Irkçı, ayrımcı ve kışkırtıcı siyasetiyle gündemdeki yerini uzun zamandır koruyan Zafer Partisi başkanı Ümit Özdağ pazar akşamı sürpriz biçimde gözaltına alındı ve ertesi günde tutuklandı. Gözaltı gerekçesi ‘cumhurbaşkanına hakaret’, tutuklanma gerekçesi ise ‘halkı kin ve düşmanlığa tahrik’. Her iki suçlamada Türkiye yasalarına göre aslında tutuklama gerektirmeyen suçlamalar.
Bu suçlamalardan şimdiye kadar sadece Kürt yada Kürt siyaseti ile ilişkili olanlara dönük tutuklama haberlerine tanık olmuştuk. Kaderin cilvesi. Şimdi bir Türk milliyetçisi aynı kaderi paylaşıyor.
Peki neden? Aslında Özdağ gözaltına alındığından bu yana pek çok kişi aynı soruyu soruyor; neden?
Ümit Özdağ’ın ciddiyetle yargılanmasını gerektiren ırkçı ayrımcı, hedef gösterici, kışkırtıcı faşizan nitelikli onlarca demeci, söylemi, ifadesi oldu, bildiğimiz kadarıyla hiçbirinden soruşturmaya dahi uğramadı. Peki ne oldu da Özdağ şimdi gözaltına alındı ve hatta tutuklandı? Özdağ’ın gözaltına alınması dahi iktidara muhalif ana akımdan olan sağlı sollu siyasi yapıların ekseriyetini konsolide etme gücü göstermiş iken, tutuklama ile meram neydi, doğrusu sorgulamaya muhtaç bir konu.
Hele hele Özdağ’ın göz altına alınması ile İmralı’da başlayan süreci karşı(t)laştıran bir dilin hızla tedavüle sokulması, Öcalan-Kürtler-DEM Parti odaklı tartışma ve kıyaslamaların ve kışkırtmaların sosyal medyada kendine en çok yer bulan anlatılar olması, kontrolsüz bir manipülasyonun devreye girmesi gözaltı ve tutuklama ile meram edilenin ne olduğunu yeniden sorgulamaya bizi itiyor.
Gözaltı ve tutuklamanın İmralı heyetinin beklenen ikinci görüşmesinin arifesine denk getirilmiş olması da soruları çoğaltıyor.
***
İlk akla gelen soru şu; Özdağ’ın gözaltı ve tutuklanma hamlesi ile ülkücü ve milliyetçi camia da oluşması muhtemel bir liderlik boşluğu mu doldurulmak isteniyor?

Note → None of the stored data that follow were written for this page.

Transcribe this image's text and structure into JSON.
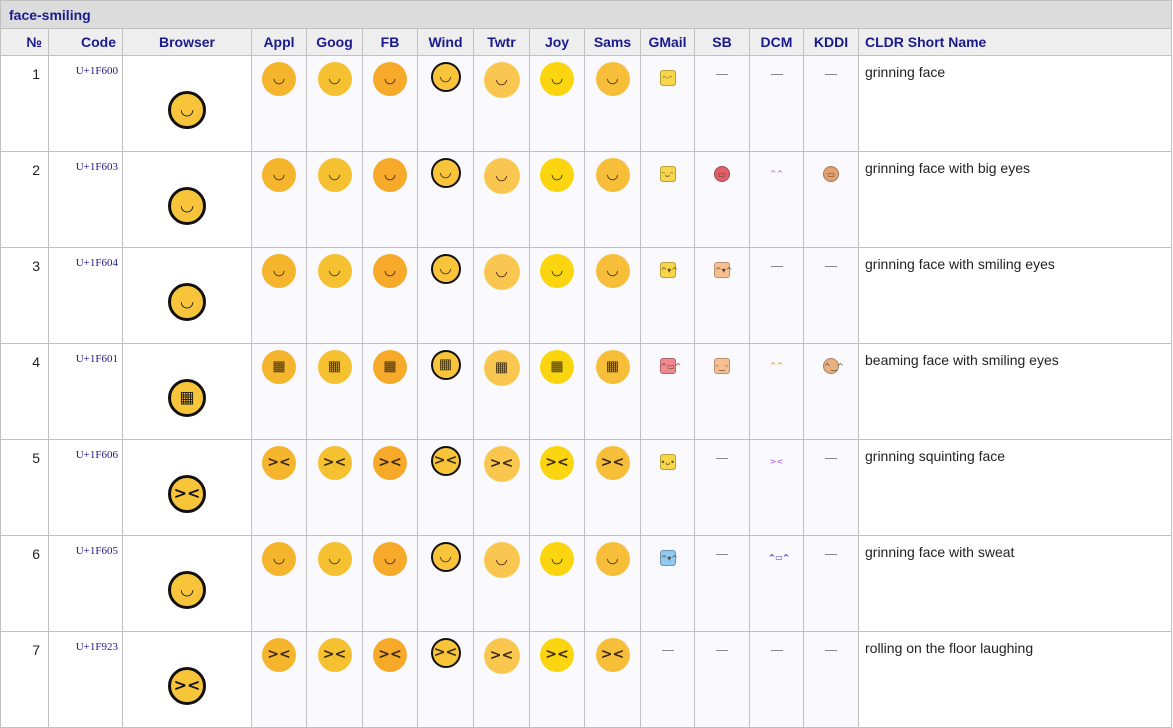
{
  "section_title": "face-smiling",
  "columns": [
    "№",
    "Code",
    "Browser",
    "Appl",
    "Goog",
    "FB",
    "Wind",
    "Twtr",
    "Joy",
    "Sams",
    "GMail",
    "SB",
    "DCM",
    "KDDI",
    "CLDR Short Name"
  ],
  "vendor_colors": {
    "Appl": "#f5b62e",
    "Goog": "#f6c130",
    "FB": "#f7a92a",
    "Wind": "#f8c53a",
    "Twtr": "#f9c64f",
    "Joy": "#fbd50f",
    "Sams": "#f7be3a"
  },
  "rows": [
    {
      "num": "1",
      "code": "U+1F600",
      "glyph": "😀",
      "face": "◡",
      "name": "grinning face",
      "gmail": {
        "present": true,
        "color": "#f7d64a",
        "face": "ᵔᵕᵔ"
      },
      "sb": {
        "present": false
      },
      "dcm": {
        "present": false
      },
      "kddi": {
        "present": false
      }
    },
    {
      "num": "2",
      "code": "U+1F603",
      "glyph": "😃",
      "face": "◡",
      "name": "grinning face with big eyes",
      "gmail": {
        "present": true,
        "color": "#f7d64a",
        "face": "ᵔᴗᵔ"
      },
      "sb": {
        "present": true,
        "color": "#e0606a",
        "face": "▭"
      },
      "dcm": {
        "present": true,
        "color": "#c070f0",
        "face": "^^"
      },
      "kddi": {
        "present": true,
        "color": "#e0a070",
        "face": "▭"
      }
    },
    {
      "num": "3",
      "code": "U+1F604",
      "glyph": "😄",
      "face": "◡",
      "name": "grinning face with smiling eyes",
      "gmail": {
        "present": true,
        "color": "#f7d64a",
        "face": "^▾^"
      },
      "sb": {
        "present": true,
        "color": "#f8c090",
        "face": "^▾^"
      },
      "dcm": {
        "present": false
      },
      "kddi": {
        "present": false
      }
    },
    {
      "num": "4",
      "code": "U+1F601",
      "glyph": "😁",
      "face": "▦",
      "name": "beaming face with smiling eyes",
      "gmail": {
        "present": true,
        "color": "#f08890",
        "face": "^▭^"
      },
      "sb": {
        "present": true,
        "color": "#f8c090",
        "face": "ᵕ‿ᵕ"
      },
      "dcm": {
        "present": true,
        "color": "#f0a020",
        "face": "^^"
      },
      "kddi": {
        "present": true,
        "color": "#e8b080",
        "face": "^‿^"
      }
    },
    {
      "num": "5",
      "code": "U+1F606",
      "glyph": "😆",
      "face": "><",
      "name": "grinning squinting face",
      "gmail": {
        "present": true,
        "color": "#f7d64a",
        "face": "•ᴗ•"
      },
      "sb": {
        "present": false
      },
      "dcm": {
        "present": true,
        "color": "#c070f0",
        "face": "><"
      },
      "kddi": {
        "present": false
      }
    },
    {
      "num": "6",
      "code": "U+1F605",
      "glyph": "😅",
      "face": "◡",
      "name": "grinning face with sweat",
      "gmail": {
        "present": true,
        "color": "#90c8f0",
        "face": "^▾^"
      },
      "sb": {
        "present": false
      },
      "dcm": {
        "present": true,
        "color": "#3030e0",
        "face": "^▭^"
      },
      "kddi": {
        "present": false
      }
    },
    {
      "num": "7",
      "code": "U+1F923",
      "glyph": "🤣",
      "face": "><",
      "name": "rolling on the floor laughing",
      "gmail": {
        "present": false
      },
      "sb": {
        "present": false
      },
      "dcm": {
        "present": false
      },
      "kddi": {
        "present": false
      }
    }
  ]
}
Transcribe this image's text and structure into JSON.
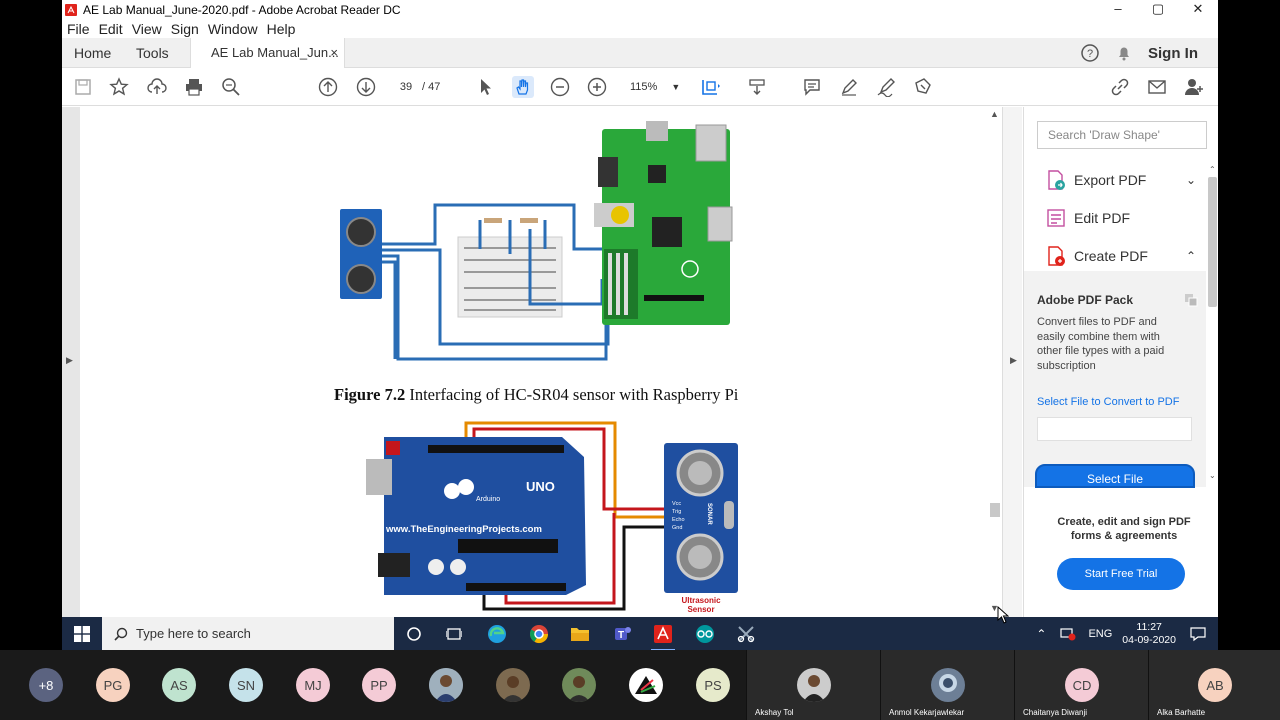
{
  "window": {
    "title": "AE Lab Manual_June-2020.pdf - Adobe Acrobat Reader DC",
    "controls": [
      "–",
      "▢",
      "✕"
    ]
  },
  "menu": [
    "File",
    "Edit",
    "View",
    "Sign",
    "Window",
    "Help"
  ],
  "tabs": {
    "home": "Home",
    "tools": "Tools",
    "document": "AE Lab Manual_Jun...",
    "close": "×",
    "sign_in": "Sign In"
  },
  "toolbar": {
    "current_page": "39",
    "total_pages": "/ 47",
    "zoom": "115%"
  },
  "document": {
    "caption_label": "Figure 7.2",
    "caption_text": " Interfacing of HC-SR04 sensor with Raspberry Pi",
    "arduino_url": "www.TheEngineeringProjects.com",
    "arduino_brand": "UNO",
    "arduino_small": "Arduino",
    "sensor_label_1": "Ultrasonic",
    "sensor_label_2": "Sensor",
    "sensor_side": "SONAR",
    "pins": [
      "Vcc",
      "Trig",
      "Echo",
      "Gnd"
    ]
  },
  "right_panel": {
    "search_placeholder": "Search 'Draw Shape'",
    "items": [
      {
        "label": "Export PDF",
        "chevron": "⌄"
      },
      {
        "label": "Edit PDF",
        "chevron": ""
      },
      {
        "label": "Create PDF",
        "chevron": "⌃"
      }
    ],
    "pack_title": "Adobe PDF Pack",
    "pack_text": "Convert files to PDF and easily combine them with other file types with a paid subscription",
    "pack_link": "Select File to Convert to PDF",
    "select_button": "Select File",
    "promo_text": "Create, edit and sign PDF forms & agreements",
    "trial_button": "Start Free Trial"
  },
  "taskbar": {
    "search_placeholder": "Type here to search",
    "language": "ENG",
    "time": "11:27",
    "date": "04-09-2020"
  },
  "participants": {
    "more": "+8",
    "avatars": [
      "PG",
      "AS",
      "SN",
      "MJ",
      "PP",
      "PS"
    ],
    "tiles": [
      "Akshay Tol",
      "Anmol Kekarjawlekar",
      "Chaitanya Diwanji",
      "Alka Barhatte"
    ],
    "tile_initials": [
      "CD",
      "AB"
    ]
  },
  "colors": {
    "accent": "#1473e6",
    "adobe_red": "#e0231b",
    "taskbar": "#1b2a44"
  }
}
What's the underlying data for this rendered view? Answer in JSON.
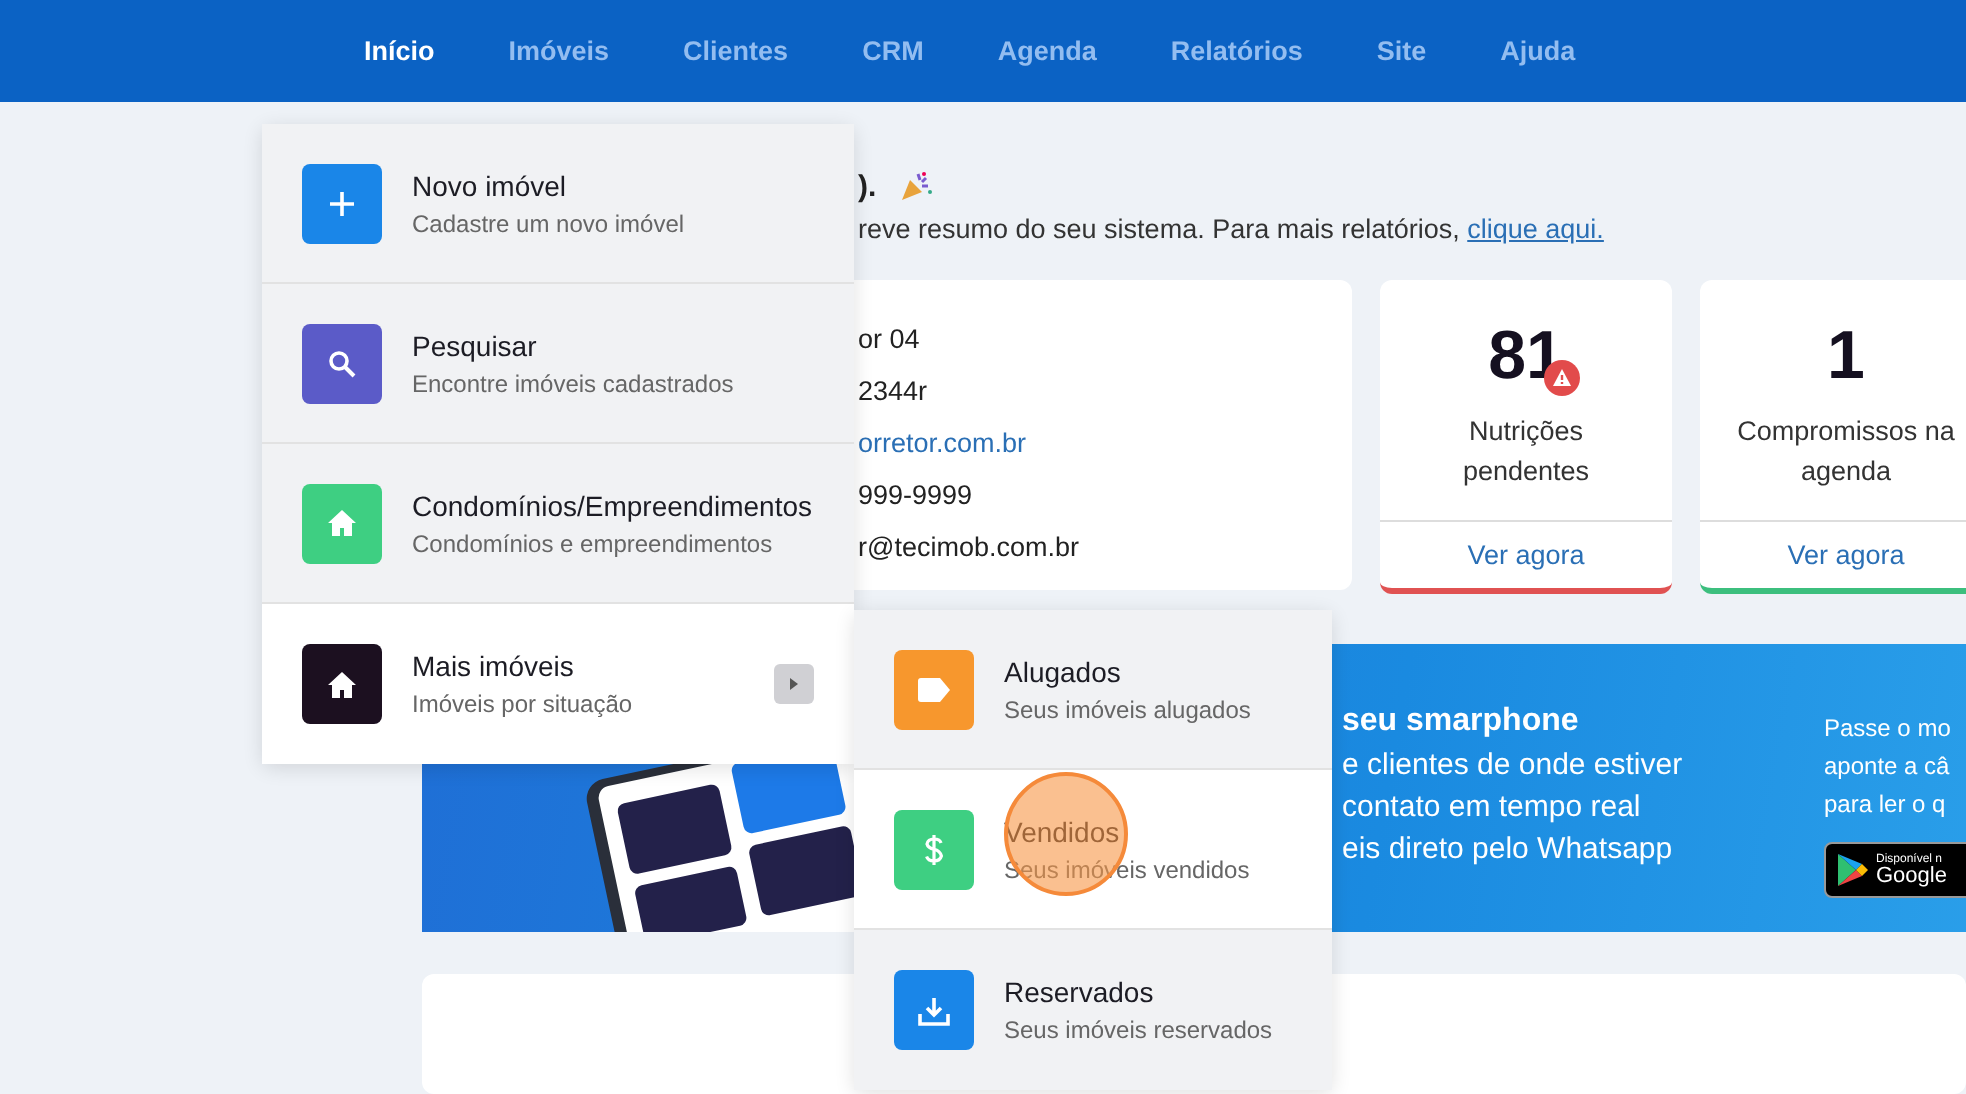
{
  "nav": [
    {
      "label": "Início",
      "selected": true
    },
    {
      "label": "Imóveis",
      "selected": false
    },
    {
      "label": "Clientes",
      "selected": false
    },
    {
      "label": "CRM",
      "selected": false
    },
    {
      "label": "Agenda",
      "selected": false
    },
    {
      "label": "Relatórios",
      "selected": false
    },
    {
      "label": "Site",
      "selected": false
    },
    {
      "label": "Ajuda",
      "selected": false
    }
  ],
  "greeting": ").",
  "summary": "reve resumo do seu sistema. Para mais relatórios,",
  "summary_link": "clique aqui.",
  "profile_lines": [
    {
      "text": "or 04",
      "kind": "plain"
    },
    {
      "text": "2344r",
      "kind": "plain"
    },
    {
      "text": "orretor.com.br",
      "kind": "link"
    },
    {
      "text": "999-9999",
      "kind": "plain"
    },
    {
      "text": "r@tecimob.com.br",
      "kind": "plain"
    }
  ],
  "stats": [
    {
      "value": "81",
      "alert": true,
      "label": "Nutrições pendentes",
      "action": "Ver agora",
      "color": "#e05252"
    },
    {
      "value": "1",
      "alert": false,
      "label": "Compromissos na agenda",
      "action": "Ver agora",
      "color": "#3cbf7e"
    }
  ],
  "banner": {
    "title": "seu smarphone",
    "lines": [
      "e clientes de onde estiver",
      "contato em tempo real",
      "eis direto pelo Whatsapp"
    ],
    "side_lines": [
      "Passe o mo",
      "aponte a câ",
      "para ler o q"
    ],
    "store_badge": {
      "small": "Disponível n",
      "name": "Google"
    }
  },
  "menu": [
    {
      "title": "Novo imóvel",
      "subtitle": "Cadastre um novo imóvel",
      "kind": "plus",
      "color": "#1a86e8",
      "selected": false
    },
    {
      "title": "Pesquisar",
      "subtitle": "Encontre imóveis cadastrados",
      "kind": "search",
      "color": "#5b5bc8",
      "selected": false
    },
    {
      "title": "Condomínios/Empreendimentos",
      "subtitle": "Condomínios e empreendimentos",
      "kind": "home",
      "color": "#3ecf82",
      "selected": false
    },
    {
      "title": "Mais imóveis",
      "subtitle": "Imóveis por situação",
      "kind": "home",
      "color": "#1c1020",
      "submenu": true,
      "selected": true
    }
  ],
  "submenu": [
    {
      "title": "Alugados",
      "subtitle": "Seus imóveis alugados",
      "kind": "tag",
      "color": "#f7972d",
      "selected": false
    },
    {
      "title": "Vendidos",
      "subtitle": "Seus imóveis vendidos",
      "kind": "dollar",
      "color": "#3ecf82",
      "selected": true
    },
    {
      "title": "Reservados",
      "subtitle": "Seus imóveis reservados",
      "kind": "download",
      "color": "#1a86e8",
      "selected": false
    }
  ]
}
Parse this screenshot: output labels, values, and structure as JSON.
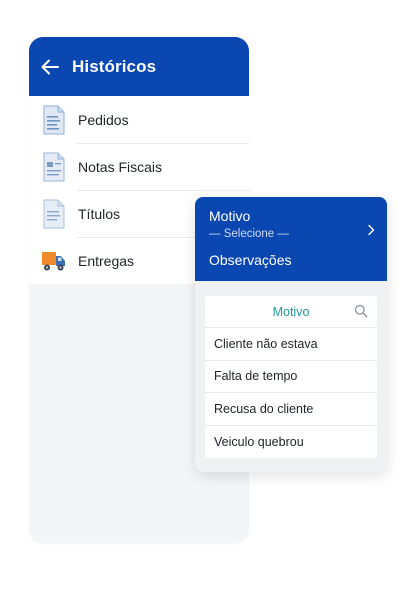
{
  "header": {
    "title": "Históricos",
    "back_icon": "back-arrow-icon",
    "color": "#0b47b0"
  },
  "menu": {
    "items": [
      {
        "label": "Pedidos",
        "icon": "document-icon"
      },
      {
        "label": "Notas Fiscais",
        "icon": "invoice-icon"
      },
      {
        "label": "Títulos",
        "icon": "document-icon"
      },
      {
        "label": "Entregas",
        "icon": "truck-icon"
      }
    ]
  },
  "overlay": {
    "motivo_label": "Motivo",
    "select_placeholder": "— Selecione —",
    "observacoes_label": "Observações",
    "search_title": "Motivo",
    "options": [
      "Cliente não estava",
      "Falta de tempo",
      "Recusa do cliente",
      "Veiculo quebrou"
    ],
    "accent": "#1e9a96"
  }
}
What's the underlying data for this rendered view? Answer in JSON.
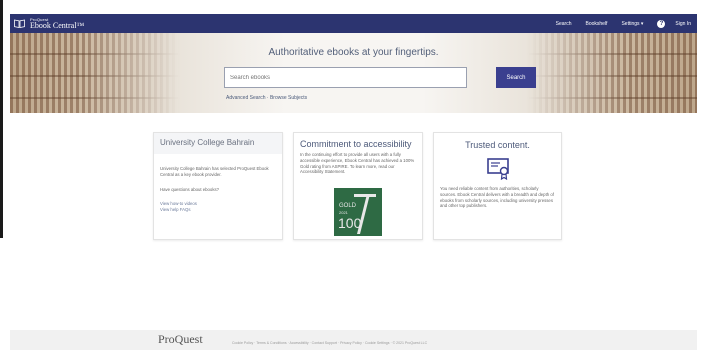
{
  "header": {
    "brand_small": "ProQuest",
    "brand_name": "Ebook Central™",
    "nav": {
      "search": "Search",
      "bookshelf": "Bookshelf",
      "settings": "Settings ▾",
      "help": "?",
      "signin": "Sign In"
    }
  },
  "hero": {
    "title": "Authoritative ebooks at your fingertips.",
    "search_placeholder": "Search ebooks",
    "search_button": "Search",
    "advanced_search": "Advanced Search",
    "separator": "·",
    "browse_subjects": "Browse Subjects"
  },
  "cards": {
    "institution": {
      "title": "University College Bahrain",
      "intro": "University College Bahrain has selected ProQuest Ebook Central as a key ebook provider.",
      "question": "Have questions about ebooks?",
      "link1": "View how-to videos",
      "link2": "View help FAQs"
    },
    "accessibility": {
      "title": "Commitment to accessibility",
      "text": "In the continuing effort to provide all users with a fully accessible experience, Ebook Central has achieved a 100% Gold rating from ASPIRE. To learn more, read our Accessibility Statement.",
      "badge_gold": "GOLD",
      "badge_year": "2021",
      "badge_100": "100"
    },
    "trusted": {
      "title": "Trusted content.",
      "text": "You need reliable content from authorities, scholarly sources. Ebook Central delivers with a breadth and depth of ebooks from scholarly sources, including university presses and other top publishers."
    }
  },
  "footer": {
    "logo": "ProQuest",
    "links": "Cookie Policy · Terms & Conditions · Accessibility · Contact Support · Privacy Policy · Cookie Settings · © 2021 ProQuest LLC"
  },
  "colors": {
    "nav_bg": "#2c3470",
    "search_button": "#3a3f8f",
    "badge_green": "#2e6a44"
  }
}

Olası yeni barış sürecinin devletten doğru sözcüsü/mimarı konumundaki MHP lideri Bahçeli’nin olası başarısızlığına bir yatırım olarak mı Özdağ tutuklandı acaba?
Malum Türkiye’de ana akım içindeki siyasetçilere dönük yargı kıskacı hedef aktörün genellikle güçlenmesi biçiminde zuhur ediyor. Özdağ’ın bu yargı hamlesinden güçlenerek çıkmasını sağlayacak siyasal ve toplumsal koşul ise gani gani var. O halde bu hamle Özdağ’ı güçlendirmek için mi yapılıyor? Özdağ gibi birinin güçlenmesini kim, neden istiyor?
Devlet içinde bir kanat olmaksızın böyle bir plan uygulanamayacağına göre bu hamle derin devlet içindeki kimi grupların marifeti mi oluyor? Mümkün! Öyle ise hangi grup ve kanatların marifeti? Ergenekon? Cemaat? İktidar?
İktidarın sürece dönük sert güvenlikçi tutumu düşünüldüğünde, acaba bu işte iktidar partisi ne denli var? diye sormadan edemiyor insan.
Acaba iktidar partisi başlaması muhtemel süreci, MHP ve liderliğinin zayıflamasının bir yolu olarak mı değerlendirmek istiyor? O yüzden mi açıkça sahiplenmiyor?
Cumhurbaşkanı Başdanışmanı Mehmet Uçum’un haftalardır sürdürdüğü Pazar yazılarındaki milliyetçi ve güvenlikçi tonaj, süreci ölü doğuma sürükleme gücü taşıyan o rijit ve üstenci dil bu nedenlerle ilgili olabilir mi? Özdağ’ın tutuklanması ile Uçum’a o yazıları yazdıran akıl arasında bir ortaklık var mı? Bilmiyorum. Ama ikisinin de sürecin akamete uğratma gücünü küçümsememek gerekebilir.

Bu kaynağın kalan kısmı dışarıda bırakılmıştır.